J.E.: For me, I really started to appreciate music during the ’90s. I was also interested in electronic music. So, I’m really glad you’re saying this because, of course, it’s supposed to be a homage to The Prodigy and The Chemical Brothers and Underworld and things like that. I grew up listening to that music and really enjoyed it. This was one of the main things I really wanted to achieve with this result. I didn’t want to make a sound from the ’80s because it gets softer and gentler. It’s a bit more…nostalgia and its environs. I would even say it’s a bit comfy. But I think the ’90s is a lot like, “Let’s go rave.” [Laughs] So, this was a great inspiration. Also because I still listen to and love that music.

DC: Historically, electronic music has often been used in movie music to represent the future, the Other, something supernatural, or another world while orchestral music tends to connect with humanity. While this idea has certainly evolved, these ideas still work well in certain situations – like Morbius. Was this an idea you were consciously thinking about while composing?

J.E.: It’s a concept we’re thinking about. Especially here because he mixed his blood. It’s a really close connection that makes you think that way. And then of course we started thinking about the heartbeat and the bloodstream and using some of our relays to roughly describe the DNA changes you see on the screen. It also becomes like lab sounds etc. Also, without spoiling, the circles of bats around Michael Morbius are a whirlwind of things to build on this one. So, sure. We use this element almost as a trick to convey the two subconscious worlds that we are trying to control.

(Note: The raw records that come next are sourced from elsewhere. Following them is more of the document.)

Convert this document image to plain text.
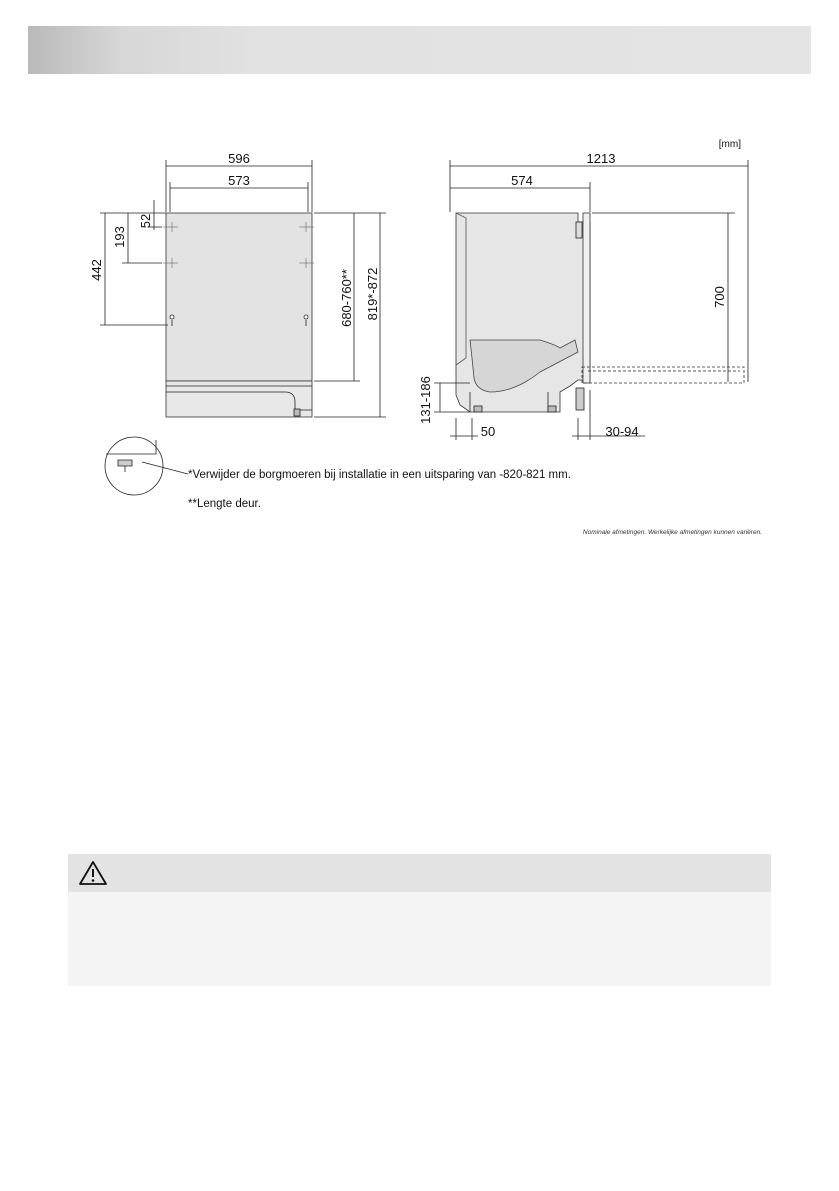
[mm]
596
573
52
193
442	680-760** 819*-872
1213
574
700
131-186
50	30-94
*Verwijder de borgmoeren bij installatie in een uitsparing van -820-821 mm.
**Lengte deur.
Nominale afmetingen. Werkelijke afmetingen kunnen variëren.
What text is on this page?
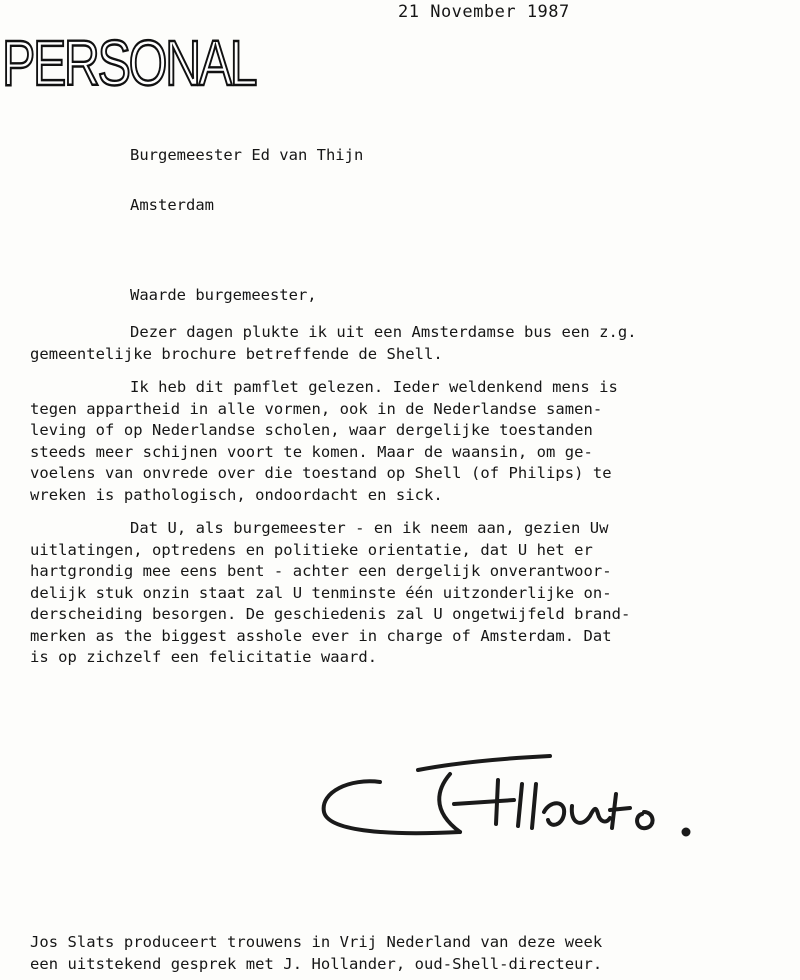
21 November 1987
PERSONAL
Burgemeester Ed van Thijn
Amsterdam
Waarde burgemeester,
Dezer dagen plukte ik uit een Amsterdamse bus een z.g.
gemeentelijke brochure betreffende de Shell.
Ik heb dit pamflet gelezen. Ieder weldenkend mens is
tegen appartheid in alle vormen, ook in de Nederlandse samen-
leving of op Nederlandse scholen, waar dergelijke toestanden
steeds meer schijnen voort te komen. Maar de waansin, om ge-
voelens van onvrede over die toestand op Shell (of Philips) te
wreken is pathologisch, ondoordacht en sick.
Dat U, als burgemeester - en ik neem aan, gezien Uw
uitlatingen, optredens en politieke orientatie, dat U het er
hartgrondig mee eens bent - achter een dergelijk onverantwoor-
delijk stuk onzin staat zal U tenminste één uitzonderlijke on-
derscheiding besorgen. De geschiedenis zal U ongetwijfeld brand-
merken as the biggest asshole ever in charge of Amsterdam. Dat
is op zichzelf een felicitatie waard.
Jos Slats produceert trouwens in Vrij Nederland van deze week
een uitstekend gesprek met J. Hollander, oud-Shell-directeur.
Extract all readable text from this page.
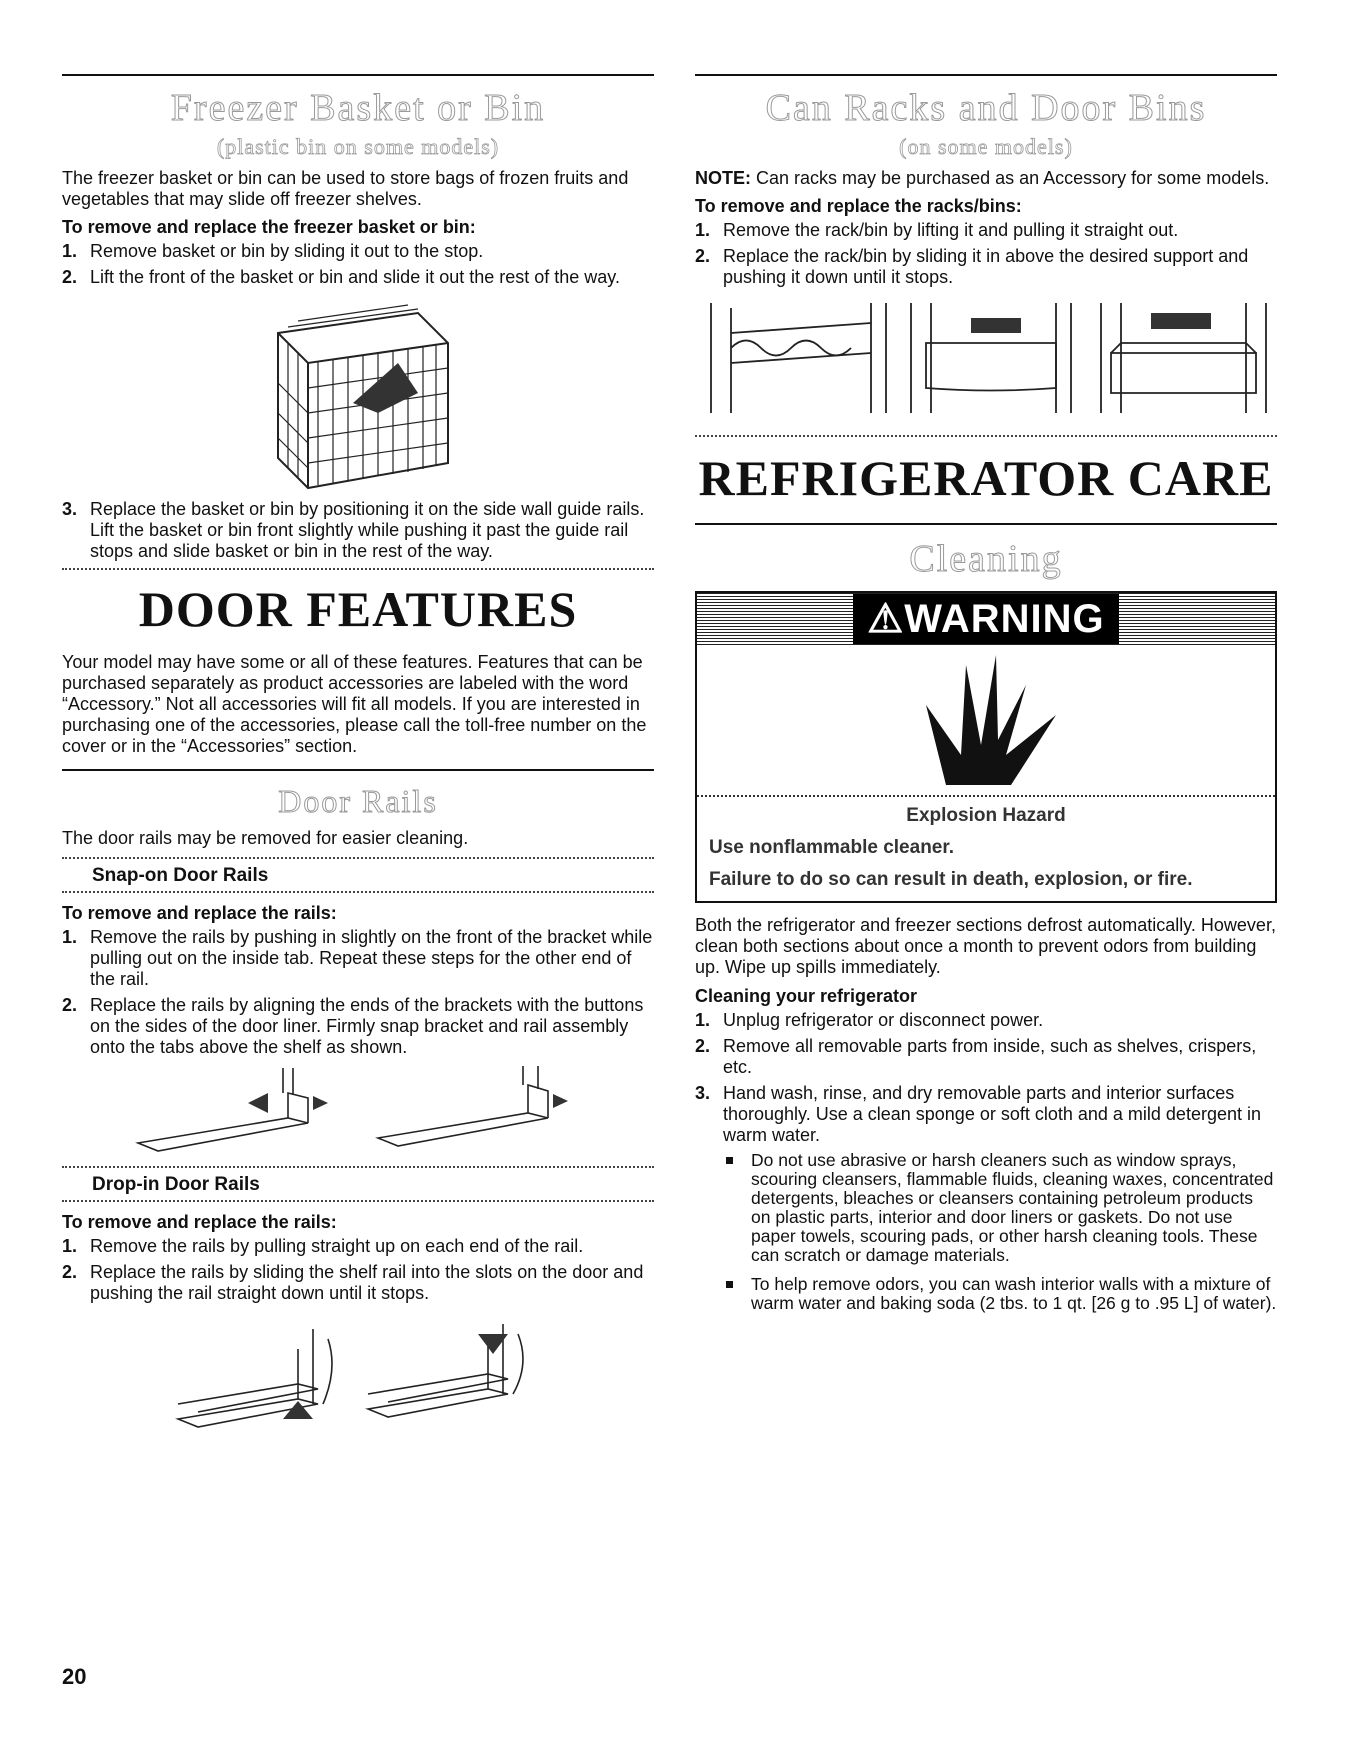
Freezer Basket or Bin
(plastic bin on some models)

The freezer basket or bin can be used to store bags of frozen fruits and vegetables that may slide off freezer shelves.

To remove and replace the freezer basket or bin:

1. Remove basket or bin by sliding it out to the stop.
2. Lift the front of the basket or bin and slide it out the rest of the way.
3. Replace the basket or bin by positioning it on the side wall guide rails. Lift the basket or bin front slightly while pushing it past the guide rail stops and slide basket or bin in the rest of the way.
DOOR FEATURES

Your model may have some or all of these features. Features that can be purchased separately as product accessories are labeled with the word “Accessory.” Not all accessories will fit all models. If you are interested in purchasing one of the accessories, please call the toll-free number on the cover or in the “Accessories” section.

Door Rails

The door rails may be removed for easier cleaning.

Snap-on Door Rails

To remove and replace the rails:

1. Remove the rails by pushing in slightly on the front of the bracket while pulling out on the inside tab. Repeat these steps for the other end of the rail.
2. Replace the rails by aligning the ends of the brackets with the buttons on the sides of the door liner. Firmly snap bracket and rail assembly onto the tabs above the shelf as shown.
Drop-in Door Rails

To remove and replace the rails:

1. Remove the rails by pulling straight up on each end of the rail.
2. Replace the rails by sliding the shelf rail into the slots on the door and pushing the rail straight down until it stops.
Can Racks and Door Bins
(on some models)

NOTE: Can racks may be purchased as an Accessory for some models.

To remove and replace the racks/bins:

1. Remove the rack/bin by lifting it and pulling it straight out.
2. Replace the rack/bin by sliding it in above the desired support and pushing it down until it stops.
REFRIGERATOR CARE
Cleaning
⚠WARNING
Explosion Hazard
Use nonflammable cleaner.
Failure to do so can result in death, explosion, or fire.

Both the refrigerator and freezer sections defrost automatically. However, clean both sections about once a month to prevent odors from building up. Wipe up spills immediately.

Cleaning your refrigerator

1. Unplug refrigerator or disconnect power.
2. Remove all removable parts from inside, such as shelves, crispers, etc.
3. Hand wash, rinse, and dry removable parts and interior surfaces thoroughly. Use a clean sponge or soft cloth and a mild detergent in warm water.
Do not use abrasive or harsh cleaners such as window sprays, scouring cleansers, flammable fluids, cleaning waxes, concentrated detergents, bleaches or cleansers containing petroleum products on plastic parts, interior and door liners or gaskets. Do not use paper towels, scouring pads, or other harsh cleaning tools. These can scratch or damage materials.
To help remove odors, you can wash interior walls with a mixture of warm water and baking soda (2 tbs. to 1 qt. [26 g to .95 L] of water).
20
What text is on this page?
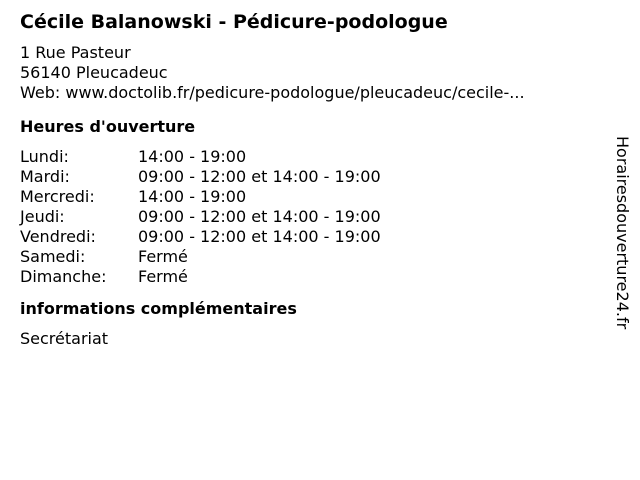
Cécile Balanowski - Pédicure-podologue
1 Rue Pasteur
56140 Pleucadeuc
Web: www.doctolib.fr/pedicure-podologue/pleucadeuc/cecile-...
Heures d'ouverture
Lundi:	14:00 - 19:00
Mardi:	09:00 - 12:00 et 14:00 - 19:00
Mercredi:	14:00 - 19:00
Jeudi:	09:00 - 12:00 et 14:00 - 19:00
Vendredi:	09:00 - 12:00 et 14:00 - 19:00
Samedi:	Fermé
Dimanche:	Fermé
informations complémentaires
Secrétariat
Horairesdouverture24.fr
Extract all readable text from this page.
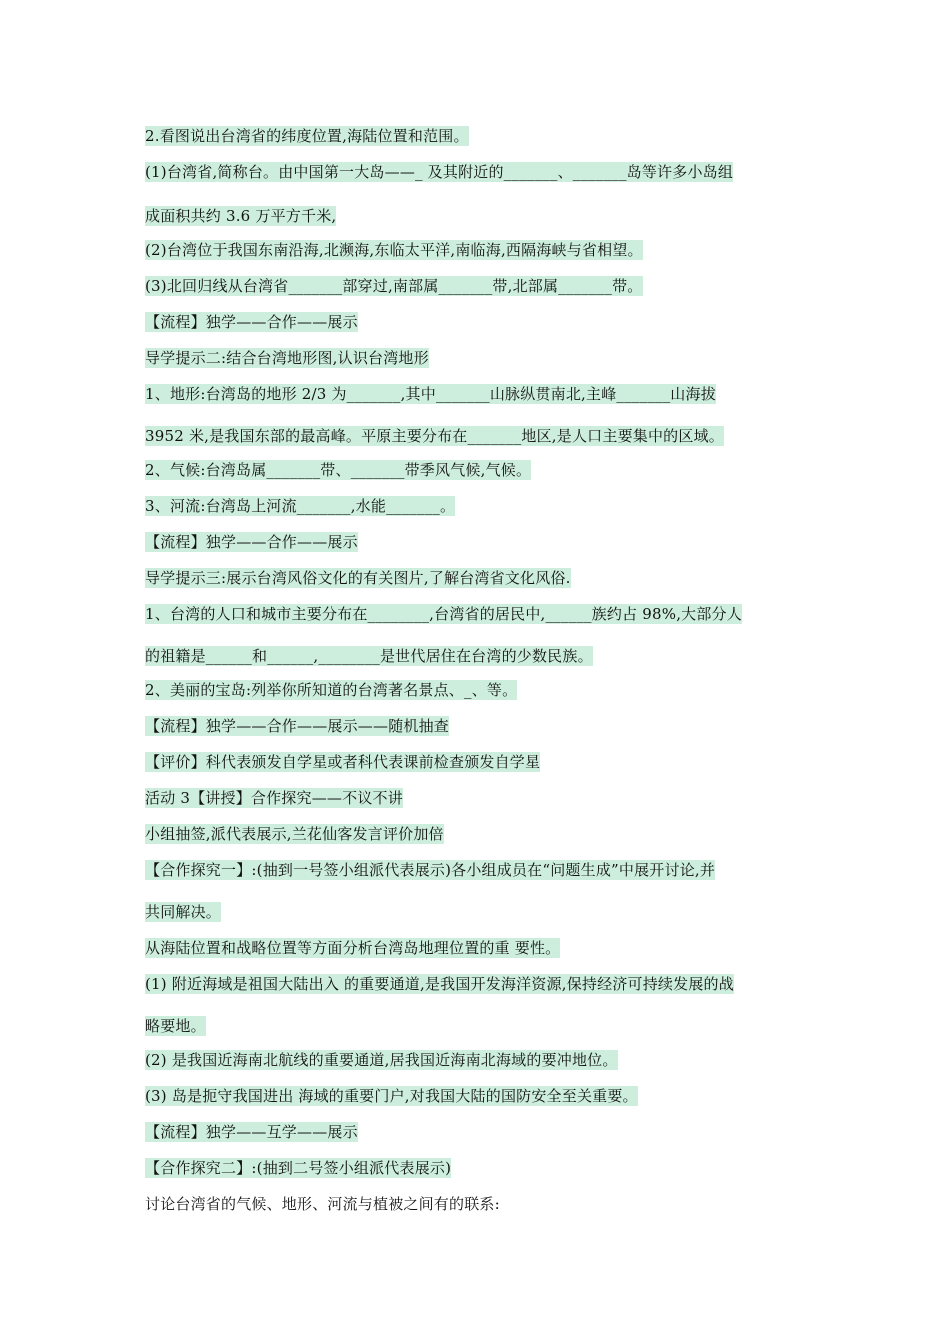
2.看图说出台湾省的纬度位置,海陆位置和范围。
(1)台湾省,简称台。由中国第一大岛——_ 及其附近的_______、_______岛等许多小岛组
成面积共约 3.6 万平方千米,
(2)台湾位于我国东南沿海,北濒海,东临太平洋,南临海,西隔海峡与省相望。
(3)北回归线从台湾省_______部穿过,南部属_______带,北部属_______带。
【流程】独学——合作——展示
导学提示二:结合台湾地形图,认识台湾地形
1、地形:台湾岛的地形 2/3 为_______,其中_______山脉纵贯南北,主峰_______山海拔
3952 米,是我国东部的最高峰。平原主要分布在_______地区,是人口主要集中的区域。
2、气候:台湾岛属_______带、_______带季风气候,气候。
3、河流:台湾岛上河流_______,水能_______。
【流程】独学——合作——展示
导学提示三:展示台湾风俗文化的有关图片,了解台湾省文化风俗.
1、台湾的人口和城市主要分布在________,台湾省的居民中,______族约占 98%,大部分人
的祖籍是______和______,________是世代居住在台湾的少数民族。
2、美丽的宝岛:列举你所知道的台湾著名景点、_、等。
【流程】独学——合作——展示——随机抽查
【评价】科代表颁发自学星或者科代表课前检查颁发自学星
活动 3【讲授】合作探究——不议不讲
小组抽签,派代表展示,兰花仙客发言评价加倍
【合作探究一】:(抽到一号签小组派代表展示)各小组成员在“问题生成”中展开讨论,并
共同解决。
从海陆位置和战略位置等方面分析台湾岛地理位置的重 要性。
(1) 附近海域是祖国大陆出入 的重要通道,是我国开发海洋资源,保持经济可持续发展的战
略要地。
(2) 是我国近海南北航线的重要通道,居我国近海南北海域的要冲地位。
(3) 岛是扼守我国进出 海域的重要门户,对我国大陆的国防安全至关重要。
【流程】独学——互学——展示
【合作探究二】:(抽到二号签小组派代表展示)
讨论台湾省的气候、地形、河流与植被之间有的联系:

Capital: I’ve worked with Daniel many times before that. Since this was the first Marvel adventure for both of you, I have to imagine it was a good idea to have that preset dynamic to draw on. How did it feel to work with him on this and do you feel that this was an asset?

J.E.: Yes, I think so. We did this during the pandemic and of course we couldn’t travel. Daniel was in LA and I was here in my studio in Stockholm. Logistically everything was more difficult. So it was really nice to have Daniel and he is a director that I can trust and then he can trust me etc. I think it was good in many ways. It’s always a good idea to work with someone who’s made a lot of movies together because there’s a certain security in it. You feel like you have a backup and you can also give them really lousy music and they won’t say, “What’s that?! You’re fired!” Because they know you can only rewrite it. It’s a much better thing and you can have a more open dialogue. I can also help him out and have good discussions without feeling like I have to step on someone’s toes. We know each other very well

Capital: Are you at all interested in recording a complete and complete horror movie? I feel your voice is perfect for that.

J.E.: This is the thing! This is going to sound a bit like selling myself, but I guess that’s the thing I was actually supposed to compose. I never had a chance. when i did LifeIt was sci-fi horror, then that too, but I like to make horror movies. Absolutely. So anyone reading this making a great horror movie, please contact me. And if the A24 wants to do something, they can just call me. [Laughs]

Morbius is currently playing in theaters all over the world.